Project Title:Crystal Engineering for Organic Electronics
Abstract
This project is focused on engineered solid state molecular structures, i.e. crystal engineering, of small molecule organic semiconductors. We propose to advance the understanding of polymorphism from a thermodynamic point of view and to identify crystal structures with the potential of high charge carrier mobilities. The novel approach is not only in combining theory and experiments, but also in exploring the possibility of crystallizing known materials in new structures that can exhibit thus far unreported electrical properties. The project is based on the on the on-going research activities of the Solid State Group at the Dpt. of Industrial Chemistry “Toso Montanari”, focused on the study of structural and dynamical properties and photoinduced processes in organic materials, mainly by means of spectroscopic methods.
Research Project
The taste of chocolate, the physiological absorption of drugs such as paracetamol, the critical temperature of a molecular superconductor and the colour of a pigment are all properties that can be influenced by the crystal structure. Thisis just one of the many reasons why the control of the crystal structure, that is of polymorphism, is an important aspect of the exploitation of a material. Polymorphism, which can be defined as the capability of a molecular species to assemble in different crystal structures, is a well-known phenomenon but its relevance for some classes of compounds has been only recently outlined.
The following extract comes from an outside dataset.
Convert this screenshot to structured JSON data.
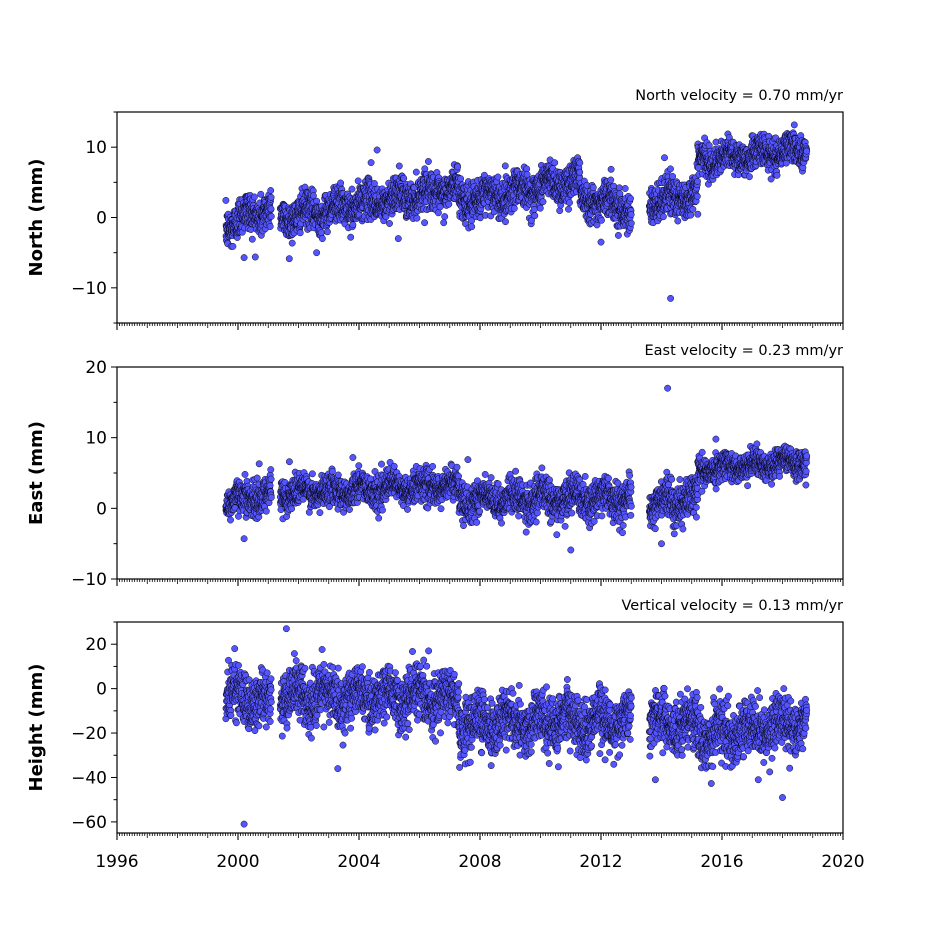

This is true, for instance, for the fascinating and promising field of molecular materials for electronics where the possibility of predicting and controlling polymorphism and to extend such a possibility to thin film structures would in fact give a better control of the transport properties.
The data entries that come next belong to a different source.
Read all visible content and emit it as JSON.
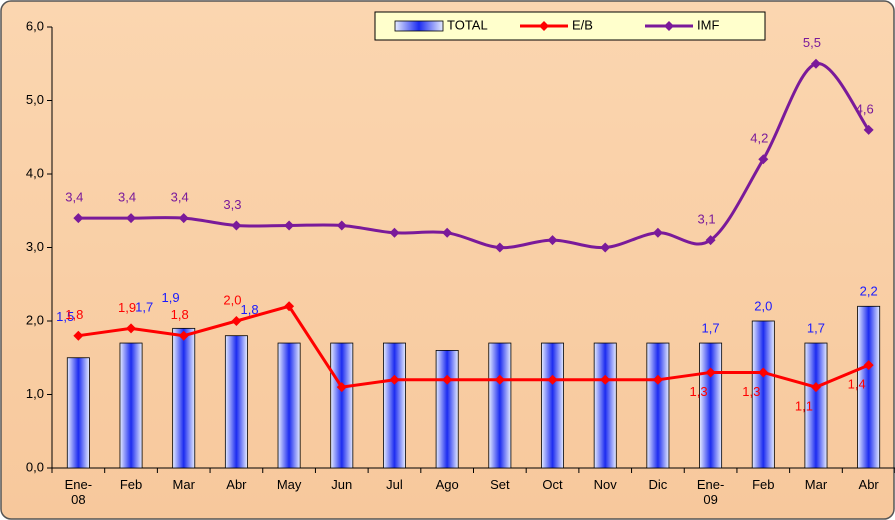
{
  "chart_data": {
    "type": "bar_line",
    "categories": [
      "Ene-08",
      "Feb",
      "Mar",
      "Abr",
      "May",
      "Jun",
      "Jul",
      "Ago",
      "Set",
      "Oct",
      "Nov",
      "Dic",
      "Ene-09",
      "Feb",
      "Mar",
      "Abr"
    ],
    "series": [
      {
        "name": "TOTAL",
        "type": "bar",
        "color": "#1c2cf0",
        "values": [
          1.5,
          1.7,
          1.9,
          1.8,
          1.7,
          1.7,
          1.7,
          1.6,
          1.7,
          1.7,
          1.7,
          1.7,
          1.7,
          2.0,
          1.7,
          2.2
        ],
        "value_labels": [
          "1,5",
          "1,7",
          "1,9",
          "1,8",
          null,
          null,
          null,
          null,
          null,
          null,
          null,
          null,
          "1,7",
          "2,0",
          "1,7",
          "2,2"
        ]
      },
      {
        "name": "E/B",
        "type": "line",
        "color": "#ff0000",
        "values": [
          1.8,
          1.9,
          1.8,
          2.0,
          2.2,
          1.1,
          1.2,
          1.2,
          1.2,
          1.2,
          1.2,
          1.2,
          1.3,
          1.3,
          1.1,
          1.4
        ],
        "value_labels": [
          "1,8",
          "1,9",
          "1,8",
          "2,0",
          null,
          null,
          null,
          null,
          null,
          null,
          null,
          null,
          "1,3",
          "1,3",
          "1,1",
          "1,4"
        ]
      },
      {
        "name": "IMF",
        "type": "line",
        "color": "#7a1a9a",
        "smooth": true,
        "values": [
          3.4,
          3.4,
          3.4,
          3.3,
          3.3,
          3.3,
          3.2,
          3.2,
          3.0,
          3.1,
          3.0,
          3.2,
          3.1,
          4.2,
          5.5,
          4.6
        ],
        "value_labels": [
          "3,4",
          "3,4",
          "3,4",
          "3,3",
          null,
          null,
          null,
          null,
          null,
          null,
          null,
          null,
          "3,1",
          "4,2",
          "5,5",
          "4,6"
        ]
      }
    ],
    "ylim": [
      0,
      6
    ],
    "yticks": [
      {
        "value": 0,
        "label": "0,0"
      },
      {
        "value": 1,
        "label": "1,0"
      },
      {
        "value": 2,
        "label": "2,0"
      },
      {
        "value": 3,
        "label": "3,0"
      },
      {
        "value": 4,
        "label": "4,0"
      },
      {
        "value": 5,
        "label": "5,0"
      },
      {
        "value": 6,
        "label": "6,0"
      }
    ],
    "legend": "top"
  }
}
Besides the advantages on processing, research in organic electronics and spintronics has been fuelled by two unique issues: 1) there are virtually infinite possibilities for synthesizing molecules with optimal energy levels and electronic structures for desired applications; 2) the light elements (carbon, hydrogen, nitrogen, sulfur, etc), which are the constituents of organic molecules, induce very weak spin-orbit couplings so that organic semiconductors may exhibit long spin coherence times (>10 microsec). These unique properties are at the basis of organic logic elements (e.g. field effect transistors) and organic spintronic devices (spin valves). As actual devices are made of several thousands of molecules packed in the solid state, charge carriers or spin need to diffuse mesoscopic distances, the crystalline arrangementis bound to play a crucial role on device performance. This theme is central for the important and timely challenges listed here:
i) There has been a massive research effort in synthesizing organic semiconductor molecules with optimal energy levels to tune optical gap (light emission/absorption) or charge injection barriers from electrodes. However, in Van der Waals solids such as organic compounds properties are determined not only by the molecular structure, but also by the way molecules interact in the crystal lattice. It remains difficult to foresee how a certain compound will crystallize and how the packing will influence the device performances. For devices, it is also crucial to obtain crystalline thin films, with structures whose formation may be assisted or driven by the interface.
ii) There is a lack of control of polymorph formation in electronic devices, which is very important for ensuring performance reproducibility. Besides, these materials can easily undergo morphological changes and recrystallizations, resulting in an undesired crystalline form, which may cause performance degradation.
The keyword that is central to the issues identified above is certainly Crystal Engineering. In particular, Crystal Engineering in the field of organic electronics with a broader scope.
We propose to study the preparation and isolation of crystal polymorphs of semiconductors, the prediction of their thermodynamic stability, the integration of crystalline semiconductors in thin film devices and the performance of different polymorphs on different technologically relevant substrates.
Addressing the questions identified above requires an interdisciplinary approach and a combination of crystal growth techniques and state of the art experiments.
Work Plan
The project has 3 scientific objectives:
1) Crystal growth from the vapour and from solution of materials with the most promising charge carrier mobility and spin coherence time.
2) X-ray and micro-Raman characterization.
3) Experiments on thermodynamic stability, charge carrier transport and spin transport in field effect transistor and spin valves.
The three objectives will be pursued through the following steps
1) We will explore different techniques for crystal growth and deposition. High purity single crystals will be grown in a two zones furnace in a stream of inert gas. Solution growth will be used exploring different solvents and solvent mixtures aiming to obtain crystals with controlled dimensions for simple integration into thin film devices.
2) The relative thermodynamic stability of polymorphs will be assessed using thermogravimetric measurements such as TGA and DSC. Lattice phonon spectra will be measured by low wavenumber Raman spectroscopy. This will help to quickly screen the polymorphs in bulk and thin film phases, where also information about molecular orientation at the interphase will be gathered. The most promising materials will be implemented in field effect transistors for charge carrier mobility measurements. Here we will search for a complete understanding of the charge transport by performing experiments at different temperatures also using light as a probe for charge carrier transport, ie the optically active polaron bands.
Management, maintenance and possible implementation of the experimental set-up available at the department of Industrial Chemistry “Toso Montanari” will be required in the course of the research activity.